Formula used: In this solution we will be using the following formulae;
$A \cdot B = {A_x}{B_x} + {A_y}{B_y}$ where $A$ and $B$ are vectors, ${A_x}$ is the x component of the vector $A$ while ${A_y}$ is the y component. Similarly for the vector $B$.
$\left| A \right| = \sqrt {A_x^2 + A_y^2}$ where $\left| A \right|$ signifies the magnitude of a vector $A$.

Complete Step-by-Step Solution:
We have a particular vector with unknown components. This vector however is perpendicular to a vector of known components. We are to determine the component of the first vector
It is necessary to note that the first vector $\hat n = a\hat i + b\hat j$ is a unit vector signified by the cap on the $n$. Hence, the magnitude of the vector is equal to 1.

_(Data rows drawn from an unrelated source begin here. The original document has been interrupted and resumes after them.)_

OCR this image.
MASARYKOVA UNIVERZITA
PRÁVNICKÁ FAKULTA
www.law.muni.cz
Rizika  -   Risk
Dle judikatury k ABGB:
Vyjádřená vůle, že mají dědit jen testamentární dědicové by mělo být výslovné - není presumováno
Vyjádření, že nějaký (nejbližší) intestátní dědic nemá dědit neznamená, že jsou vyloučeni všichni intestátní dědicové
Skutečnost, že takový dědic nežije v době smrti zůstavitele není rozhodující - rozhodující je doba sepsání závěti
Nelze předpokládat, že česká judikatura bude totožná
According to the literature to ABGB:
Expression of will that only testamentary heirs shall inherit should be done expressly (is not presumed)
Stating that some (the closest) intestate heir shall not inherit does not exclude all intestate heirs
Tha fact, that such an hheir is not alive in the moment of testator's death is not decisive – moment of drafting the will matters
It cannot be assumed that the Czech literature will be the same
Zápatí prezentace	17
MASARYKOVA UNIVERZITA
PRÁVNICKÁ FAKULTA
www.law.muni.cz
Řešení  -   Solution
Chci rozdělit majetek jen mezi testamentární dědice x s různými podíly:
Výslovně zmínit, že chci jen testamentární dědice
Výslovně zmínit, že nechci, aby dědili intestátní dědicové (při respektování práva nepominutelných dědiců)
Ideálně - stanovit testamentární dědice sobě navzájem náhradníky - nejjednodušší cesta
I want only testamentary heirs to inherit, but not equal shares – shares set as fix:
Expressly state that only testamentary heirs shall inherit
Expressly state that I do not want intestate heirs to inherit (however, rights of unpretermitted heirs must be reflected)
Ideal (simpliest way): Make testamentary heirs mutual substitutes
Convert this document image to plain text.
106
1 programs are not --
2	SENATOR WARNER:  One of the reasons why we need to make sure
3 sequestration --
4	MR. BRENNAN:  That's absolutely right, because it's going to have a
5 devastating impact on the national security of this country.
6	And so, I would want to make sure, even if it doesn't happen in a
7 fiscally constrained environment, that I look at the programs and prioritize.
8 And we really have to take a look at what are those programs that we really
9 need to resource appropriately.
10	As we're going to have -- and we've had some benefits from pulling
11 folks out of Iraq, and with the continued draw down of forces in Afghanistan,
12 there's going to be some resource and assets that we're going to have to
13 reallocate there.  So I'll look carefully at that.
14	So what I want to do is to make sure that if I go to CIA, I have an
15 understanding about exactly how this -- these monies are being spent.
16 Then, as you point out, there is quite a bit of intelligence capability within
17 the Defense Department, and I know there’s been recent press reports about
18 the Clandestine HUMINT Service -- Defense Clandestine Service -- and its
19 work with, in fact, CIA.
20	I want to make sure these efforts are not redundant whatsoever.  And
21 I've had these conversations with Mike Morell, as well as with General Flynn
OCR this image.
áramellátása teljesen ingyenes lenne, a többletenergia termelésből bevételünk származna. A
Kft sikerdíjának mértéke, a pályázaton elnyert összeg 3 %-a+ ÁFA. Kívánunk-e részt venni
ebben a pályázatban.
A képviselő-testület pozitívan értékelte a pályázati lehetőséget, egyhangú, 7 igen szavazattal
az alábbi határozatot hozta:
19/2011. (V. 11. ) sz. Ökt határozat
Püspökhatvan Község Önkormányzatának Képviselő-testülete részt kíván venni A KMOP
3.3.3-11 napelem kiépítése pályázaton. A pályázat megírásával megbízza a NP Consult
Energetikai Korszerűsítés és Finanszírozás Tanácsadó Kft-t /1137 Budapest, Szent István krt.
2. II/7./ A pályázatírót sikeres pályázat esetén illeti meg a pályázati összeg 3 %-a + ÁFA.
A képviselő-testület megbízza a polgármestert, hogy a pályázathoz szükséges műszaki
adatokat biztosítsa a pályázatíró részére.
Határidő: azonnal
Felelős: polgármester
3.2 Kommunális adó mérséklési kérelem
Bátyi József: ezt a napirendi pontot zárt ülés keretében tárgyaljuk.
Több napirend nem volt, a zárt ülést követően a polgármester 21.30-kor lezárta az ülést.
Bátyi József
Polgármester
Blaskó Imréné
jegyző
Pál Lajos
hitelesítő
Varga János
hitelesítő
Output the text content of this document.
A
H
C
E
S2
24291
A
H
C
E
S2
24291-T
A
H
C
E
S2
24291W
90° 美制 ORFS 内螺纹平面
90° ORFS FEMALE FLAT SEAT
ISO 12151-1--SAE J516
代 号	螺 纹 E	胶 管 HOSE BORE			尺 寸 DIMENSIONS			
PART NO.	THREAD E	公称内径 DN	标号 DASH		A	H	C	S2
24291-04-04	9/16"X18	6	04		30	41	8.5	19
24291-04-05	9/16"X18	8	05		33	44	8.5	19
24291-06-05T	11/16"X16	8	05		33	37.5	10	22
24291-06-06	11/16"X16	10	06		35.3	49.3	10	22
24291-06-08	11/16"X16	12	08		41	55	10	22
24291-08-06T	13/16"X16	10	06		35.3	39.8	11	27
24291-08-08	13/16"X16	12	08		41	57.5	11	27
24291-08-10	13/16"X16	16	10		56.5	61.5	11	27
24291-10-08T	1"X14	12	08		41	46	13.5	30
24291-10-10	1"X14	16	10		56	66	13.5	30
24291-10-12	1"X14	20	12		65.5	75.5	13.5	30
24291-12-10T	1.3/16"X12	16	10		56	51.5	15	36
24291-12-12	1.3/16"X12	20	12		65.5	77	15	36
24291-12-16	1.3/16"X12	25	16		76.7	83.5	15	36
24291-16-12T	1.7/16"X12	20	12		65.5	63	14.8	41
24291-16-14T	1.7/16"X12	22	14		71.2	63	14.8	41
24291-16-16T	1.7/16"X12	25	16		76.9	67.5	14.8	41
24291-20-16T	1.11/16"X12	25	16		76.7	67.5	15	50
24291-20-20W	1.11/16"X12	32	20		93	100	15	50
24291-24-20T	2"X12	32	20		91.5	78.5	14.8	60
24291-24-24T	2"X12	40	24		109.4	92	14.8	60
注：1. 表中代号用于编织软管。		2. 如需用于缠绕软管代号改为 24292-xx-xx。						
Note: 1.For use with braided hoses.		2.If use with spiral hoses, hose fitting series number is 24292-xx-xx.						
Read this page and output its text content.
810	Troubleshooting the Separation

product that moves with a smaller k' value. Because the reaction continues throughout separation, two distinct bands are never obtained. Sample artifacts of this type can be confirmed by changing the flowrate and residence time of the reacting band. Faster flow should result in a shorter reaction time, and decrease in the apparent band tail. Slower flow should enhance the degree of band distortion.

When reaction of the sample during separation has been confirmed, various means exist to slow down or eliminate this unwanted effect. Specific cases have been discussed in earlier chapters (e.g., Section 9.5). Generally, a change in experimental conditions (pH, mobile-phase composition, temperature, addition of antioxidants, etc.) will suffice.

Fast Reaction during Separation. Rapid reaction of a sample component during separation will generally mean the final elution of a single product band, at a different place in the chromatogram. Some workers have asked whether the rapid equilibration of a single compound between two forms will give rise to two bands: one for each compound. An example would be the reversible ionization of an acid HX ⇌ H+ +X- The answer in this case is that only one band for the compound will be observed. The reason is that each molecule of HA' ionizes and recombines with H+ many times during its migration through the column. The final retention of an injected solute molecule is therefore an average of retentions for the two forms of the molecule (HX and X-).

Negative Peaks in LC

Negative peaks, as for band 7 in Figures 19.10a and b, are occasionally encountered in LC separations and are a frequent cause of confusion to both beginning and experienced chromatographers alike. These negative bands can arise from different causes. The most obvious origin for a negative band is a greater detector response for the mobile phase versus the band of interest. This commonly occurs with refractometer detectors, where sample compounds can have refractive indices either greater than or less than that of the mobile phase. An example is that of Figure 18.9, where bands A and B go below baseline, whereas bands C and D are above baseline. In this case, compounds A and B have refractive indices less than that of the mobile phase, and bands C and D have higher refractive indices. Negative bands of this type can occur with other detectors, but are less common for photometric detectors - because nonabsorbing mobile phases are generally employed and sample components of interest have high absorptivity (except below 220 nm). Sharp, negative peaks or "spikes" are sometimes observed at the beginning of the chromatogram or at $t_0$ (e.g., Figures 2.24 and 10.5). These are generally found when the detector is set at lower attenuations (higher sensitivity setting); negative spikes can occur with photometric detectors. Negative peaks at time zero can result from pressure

This unit vector is perpendicular to the vector $r = \hat i + \hat j$, the dot product of the two vectors is zero. Hence,
$\hat n \cdot r = \left( {a\hat i + b\hat j} \right) \cdot \left( {\hat i + \hat j} \right) = a + b = 0$
$\Rightarrow a = - b$
Now, recall the unit vector has a magnitude of 1, hence
$\left| {\hat n} \right| = \sqrt {{a^2} + {b^2}} = 1$
$\Rightarrow \sqrt {{a^2} + {{\left( { - a} \right)}^2}} = \sqrt 2 a = 1$
Then by making $a$ subject, we get
$a = \dfrac{1}{{\sqrt 2 }}$
Now since, $a = - b$
Then
$b = - a = - \dfrac{1}{{\sqrt 2 }}$
Hence, the values of a and b may be $\left( {\dfrac{1}{{\sqrt 2 }}, - \dfrac{1}{{\sqrt 2 }}} \right)$

Hence, the correct option is D
Note: For clarity, observe that the values $a = \dfrac{1}{{\sqrt 2 }}$ or $b = - \dfrac{1}{{\sqrt 2 }}$ is peculiar to either of the variables as any of them can take any of the values (based on the calculations), as proven below;
At
$\left| {\hat n} \right| = \sqrt {{a^2} + {b^2}} = 1$ we could say that since $a = - b$ then
$\sqrt {{{\left( { - b} \right)}^2} + {b^2}} = \sqrt 2 b = 1$
Hence, by making $b$ subject of the formula, we get
$b = \dfrac{1}{{\sqrt 2 }}$
And similarly, from $a = - b$, we have
$a = - \dfrac{1}{{\sqrt 2 }}$
Hence, we see that the two variables have switched positions. What is important is that when one takes one value, the other must take the other value.